Als das „Gesetz über die Bildung einer neuen Stadtgemeinde Berlin“ am 1. Oktober 1920 in Kraft trat, lag eine langjährige Auseinandersetzung über die Vergrößerung Berlins hinter den politisch Verantwortlichen. Die sozialen Probleme der dicht besiedelten Stadt Berlin und der Wohlstand der umliegenden Großstädte und Gemeinden sollten durch die große Eingemeindung zu einem Ausgleich gebracht werden.
Die Missstände durch beengte Wohnverhältnisse, Arbeits- und Perspektivlosigkeit waren seit den 1910er Jahren immer wieder auch Thema in der Bildenden Kunst. Neben Hans Baluschek und Heinrich Zille galt vor allem Käthe Kollwitz als engagierte Künstlerin, die soziales Elend mit Empathie und eindringlicher Bildsprache zu schildern verstand. Durchgängig finden sich in ihrem Werk sozial engagierte Motive, die sie meist im Auftrag schuf. So wandte sie sich 1906 und 1925 gegen das Elend der Heimarbeiterinnen, 1908/09 schuf sie für die Zeitschrift Simplicissimus eine Serie „Bilder vom Elend“, in der sie neben den ungewollten Schwangerschaften der Frauen auch Alkoholismus und Gewalt thematisierte.
Bereits 1912 unterstützte sie mit einem Plakat die Bildung einer Gemeinde Groß-Berlin, um nach deren Schaffung immer wieder auf weiterhin bestehende Missstände, vor allem in den wirtschaftlichen schweren Jahren nach dem verlorenen Ersten Weltkrieg, hinzuweisen. Mit „Flugblättern gegen den Wucher“ machte sie 1920 im Auftrag des Staatskommissars für Volksernährung auf die schlechte Ernährungslage und die nachfolgenden Krankheiten aufmerksam, sie schuf Plakate gegen den Alkoholkonsum (1922) und für die Abschaffung des Paragrafen 218 (1923).
Als sich in Folge der Hyperinflation die Ernährungslage der armen Bevölkerungsschicht dramatisch verschlechterte schloss sich Käthe Kollwitz der Fraueninitiative zur Schaffung von Suppenküchen an. Zur Finanzierung sollte „Ernährungsgeld“ gekauft werden, wofür Kollwitz 1924 auf Plakaten warb.
Unabhängig von diesen Auftragsarbeiten schuf Kollwitz Mitte der 1920er Jahren etliche grafische Blätter, in denen sie die Themen der Plakate aufgriff und künstlerisch verarbeitete. Der Zyklus „Proletariat“ (1924/25) gehört ebenso zu diesen Kunstblättern, wie die Arbeiten „Städtisches Obdach“ von 1926 oder „Das Letzte“ (1924). Aber auch die Werke, die unter dem Motto „Ich will wirken in dieser Zeit“ standen, bereitete sie intensiv zeichnerisch vor.

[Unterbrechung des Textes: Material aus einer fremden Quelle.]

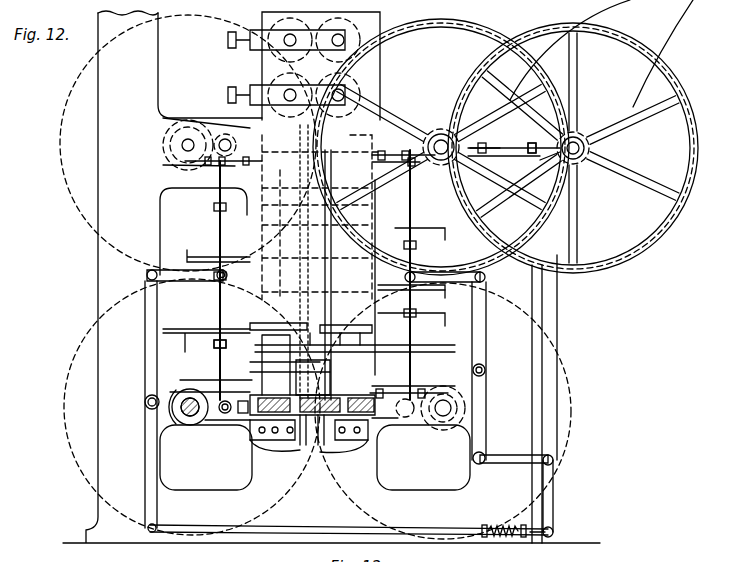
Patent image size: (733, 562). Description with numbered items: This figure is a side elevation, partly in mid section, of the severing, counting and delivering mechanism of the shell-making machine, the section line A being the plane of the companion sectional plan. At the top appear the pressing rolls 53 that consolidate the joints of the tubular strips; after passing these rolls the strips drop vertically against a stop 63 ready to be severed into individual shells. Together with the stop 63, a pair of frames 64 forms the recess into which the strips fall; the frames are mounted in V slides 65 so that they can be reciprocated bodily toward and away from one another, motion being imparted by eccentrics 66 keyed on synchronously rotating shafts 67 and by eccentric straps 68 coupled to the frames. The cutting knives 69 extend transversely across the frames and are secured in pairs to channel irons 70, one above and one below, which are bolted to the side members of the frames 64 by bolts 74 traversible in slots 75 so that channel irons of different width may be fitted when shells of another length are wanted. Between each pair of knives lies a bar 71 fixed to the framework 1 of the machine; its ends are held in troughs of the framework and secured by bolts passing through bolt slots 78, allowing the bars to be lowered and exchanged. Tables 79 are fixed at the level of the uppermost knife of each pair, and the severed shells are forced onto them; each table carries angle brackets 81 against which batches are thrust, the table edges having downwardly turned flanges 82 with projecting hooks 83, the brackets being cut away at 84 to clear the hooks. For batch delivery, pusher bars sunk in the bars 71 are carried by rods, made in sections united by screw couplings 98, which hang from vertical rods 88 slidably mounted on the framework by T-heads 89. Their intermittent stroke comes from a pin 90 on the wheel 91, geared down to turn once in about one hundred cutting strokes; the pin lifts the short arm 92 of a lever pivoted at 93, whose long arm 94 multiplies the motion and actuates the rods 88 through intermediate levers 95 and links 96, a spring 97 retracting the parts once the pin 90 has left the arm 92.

The framework 1 is at (345, 147).
The pressing rolls 53 is at (320, 22).
The stop 63 is at (312, 445).
The frames 64 is at (387, 440).
The V slides 65 is at (275, 442).
The eccentrics 66 is at (192, 426).
The shafts 67 is at (196, 414).
The eccentric straps 68 is at (178, 428).
The cutting knives 69 is at (332, 346).
The channel irons 70 is at (392, 352).
The bar 71 is at (285, 335).
The bolts 74 is at (250, 364).
The slots 75 is at (278, 360).
The bolt slots 78 is at (302, 446).
The tables 79 is at (430, 228).
The angle brackets 81 is at (210, 256).
The flanges 82 is at (211, 347).
The hooks 83 is at (446, 238).
The cut-away 84 is at (310, 377).
The vertical rods 88 is at (222, 296).
The T-heads 89 is at (205, 163).
The pin 90 is at (548, 152).
The wheel 91 is at (486, 134).
The short arm 92 is at (533, 143).
The lever pivot 93 is at (548, 162).
The long arm 94 is at (558, 326).
The intermediate levers 95 is at (145, 438).
The links 96 is at (172, 270).
The spring 97 is at (506, 538).
The screw couplings 98 is at (226, 211).
The section line A— A is at (360, 338).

Das Berliner Kollwitz-Museum zeigt in seiner Ausstellung daher viele zeichnerische Entwürfe, die von dem Ringen der Künstlerin um die künstlerische Qualität und den gesteigerten Ausdruck zeugen.
Dank großzügiger Leihgaben aus einer bedeutenden nordrhein-westfälischen Privatsammlung und einer Sammlung aus der Schweiz ist es möglich, Zeichnungen und Druckgrafik vergleichend nebeneinander zu präsentieren. Die große Könnerschaft der Künstlerin wird dabei ebenso deutlich, wie ihr mitfühlendes Engagement.
Die Ausstellung präsentiert ca. 30 selten gezeigte Zeichnungen und Grafiken vornehmlich aus den 1920er Jahren.